Are schools required to bring in police?

While schools may be on legally solid ground to bring in police to break up protests, the question about whether it is the right move is up for debate.

“So that the mere fact that a university may have a valid rule, let’s say, against the erection [of an encampment], tenants are against overnight camping, that doesn’t necessarily compel the university to bring in the police to tear down the tents [and] arrest the demonstrators,” Conkle said.

Schools including Columbia initially brought in the police and arrested dozens of students when the encampment first began before pulling back and attempting to negotiate with the protesters.

Other schools such as the University of Texas at Austin jumped right into arrests last week after students walked out of their classes, drawing criticism that officials including Texas Gov. Greg Abbott (R) overreacted to peaceful demonstrations.

While more than 50 people were arrested, Travis County Attorney Delia Garza said her office would not go forward with charges due to a lack of probable cause.

Where does the line get drawn between free speech and harassment? 

While many of the protests have been reported to be peaceful, concerns have been raised over the proliferation of some antisemitic content and the safety of Jewish students on campus.

In turn, questions have been raised about which speech is protected by the First Amendment, and which enters the territory of harassment.

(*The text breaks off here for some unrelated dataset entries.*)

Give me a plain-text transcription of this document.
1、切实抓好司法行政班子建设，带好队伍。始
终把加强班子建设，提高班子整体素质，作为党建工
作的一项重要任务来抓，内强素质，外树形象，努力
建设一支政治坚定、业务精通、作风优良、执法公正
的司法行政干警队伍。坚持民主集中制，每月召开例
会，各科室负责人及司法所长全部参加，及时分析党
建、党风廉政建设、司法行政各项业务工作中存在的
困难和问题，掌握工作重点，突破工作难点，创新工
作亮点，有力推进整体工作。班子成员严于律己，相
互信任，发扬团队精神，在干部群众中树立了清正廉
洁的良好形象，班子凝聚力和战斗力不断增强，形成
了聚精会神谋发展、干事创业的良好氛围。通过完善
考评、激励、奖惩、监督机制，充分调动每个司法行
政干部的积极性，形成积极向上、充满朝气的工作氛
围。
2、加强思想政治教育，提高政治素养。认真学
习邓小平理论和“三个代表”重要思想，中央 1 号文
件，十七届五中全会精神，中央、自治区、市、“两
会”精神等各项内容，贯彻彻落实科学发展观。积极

“The First Amendment protects offensive, ugly, even quote-unquote ‘hate speech’ … it’s protected,” Carter said. “And that’s why you get ugly speech … things that are offensive, things that are hurtful. And you can’t prohibit that, at least under the current jurisdiction.”

“What you can do is … have anti-harassment laws. You can have laws that prohibit threats so you can’t threaten somebody overtly, put them in fear of physical or bodily harm,” he continued. “And so, there’s criminal statutes that prohibit that, but they have to be narrowly tailored to target really just that true threat language or that harassment.”

Many protest groups have pushed back against the characterization of their demonstrations as violent or antisemitic. Some Jewish students, however, said the protests have prompted antisemitism and made them fearful to be on campus.

On Monday, an anonymous Jewish student at Columbia sued the school, alleging an unsafe environment.

“The encampment has been the center of round-the-clock harassment of Jewish students, who have been punched, shoved, spat upon, blocked from attending classes and moving freely about campus, and targeted by pro-terrorist hate speech –– both verbal and in written form on massive banners and signs –– with statements such as: ‘Death to the Jews’; ‘Long live Hamas’; ‘Globalize the Intifada,'” the lawsuit said.